O míssil é propulsado por um foguete canalizado de empuxo regulável que incorpora um booster integrado sem bocal. Este sistema de propulsão utiliza um propelente sólido composto rico em boro e deficiente em oxigênio. O empuxo é gerenciado por meio de uma válvula que ajusta a área da garganta do bocal do gerador de gás para variar o fluxo de massa de combustível. A guiagem é realizada por radar ativo na fase terminal, com navegação de meio de curso provida por um sistema inercial e um enlace de dados (datalink) bidirecional. Este datalink permite atualizações de alvo ou redesignação a partir da aeronave lançadora ou de fontes externas, além de transmitir o status do míssil e dados de aquisição de alvo. A célula utiliza uma configuração sem asas com quatro aletas de controle montadas na seção traseira. O armamento é equipado com uma ogiva de fragmentação por explosão, utilizando tanto uma espoleta de proximidade por radar ativo quanto um sensor de impacto.

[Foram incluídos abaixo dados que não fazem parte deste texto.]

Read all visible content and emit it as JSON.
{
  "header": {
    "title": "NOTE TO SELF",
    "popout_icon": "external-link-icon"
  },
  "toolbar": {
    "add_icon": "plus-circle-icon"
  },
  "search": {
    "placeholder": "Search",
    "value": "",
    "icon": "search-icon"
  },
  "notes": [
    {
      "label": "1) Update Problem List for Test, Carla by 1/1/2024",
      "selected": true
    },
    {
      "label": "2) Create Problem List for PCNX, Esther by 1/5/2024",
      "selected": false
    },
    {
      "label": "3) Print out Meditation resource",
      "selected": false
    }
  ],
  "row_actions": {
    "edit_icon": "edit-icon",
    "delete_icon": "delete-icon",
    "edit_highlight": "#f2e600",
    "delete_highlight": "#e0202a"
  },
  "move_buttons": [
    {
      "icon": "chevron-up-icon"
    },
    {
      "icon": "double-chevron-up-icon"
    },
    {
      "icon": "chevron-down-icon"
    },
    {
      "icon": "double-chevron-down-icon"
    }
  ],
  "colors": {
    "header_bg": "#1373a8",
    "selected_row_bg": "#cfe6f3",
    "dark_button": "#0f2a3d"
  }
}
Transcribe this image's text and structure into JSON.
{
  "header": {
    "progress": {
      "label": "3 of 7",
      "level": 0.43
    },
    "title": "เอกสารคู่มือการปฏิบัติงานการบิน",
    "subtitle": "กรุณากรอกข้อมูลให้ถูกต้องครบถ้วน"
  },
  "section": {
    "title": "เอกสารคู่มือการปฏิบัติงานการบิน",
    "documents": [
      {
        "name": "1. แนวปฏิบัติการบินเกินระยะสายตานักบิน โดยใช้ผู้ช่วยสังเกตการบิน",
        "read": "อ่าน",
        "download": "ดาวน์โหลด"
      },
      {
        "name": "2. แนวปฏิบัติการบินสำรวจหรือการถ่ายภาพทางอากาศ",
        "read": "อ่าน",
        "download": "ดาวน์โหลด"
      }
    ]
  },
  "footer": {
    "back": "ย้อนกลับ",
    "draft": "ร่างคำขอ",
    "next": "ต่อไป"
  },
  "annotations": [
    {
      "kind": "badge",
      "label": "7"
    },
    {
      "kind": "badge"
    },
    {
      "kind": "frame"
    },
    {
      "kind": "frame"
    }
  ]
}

A entrada inicial em serviço ocorreu em abril de 2016. O míssil é amplamente operado por forças aéreas europeias, incluindo as do Reino Unido, França, Alemanha, Itália, Espanha e Suécia. Também é operado pelo Brasil, Croácia, Egito, Grécia, Índia, Catar e Arábia Saudita. As plataformas de lançamento atuais incluem o Eurofighter Typhoon, Dassault Rafale e Saab JAS 39 Gripen, com a integração pendente para o F-35 Lightning II e o KAI KF-21 Boramae. A primeira missão ativa envolvendo o míssil foi conduzida pela Royal Air Force em dezembro de 2018.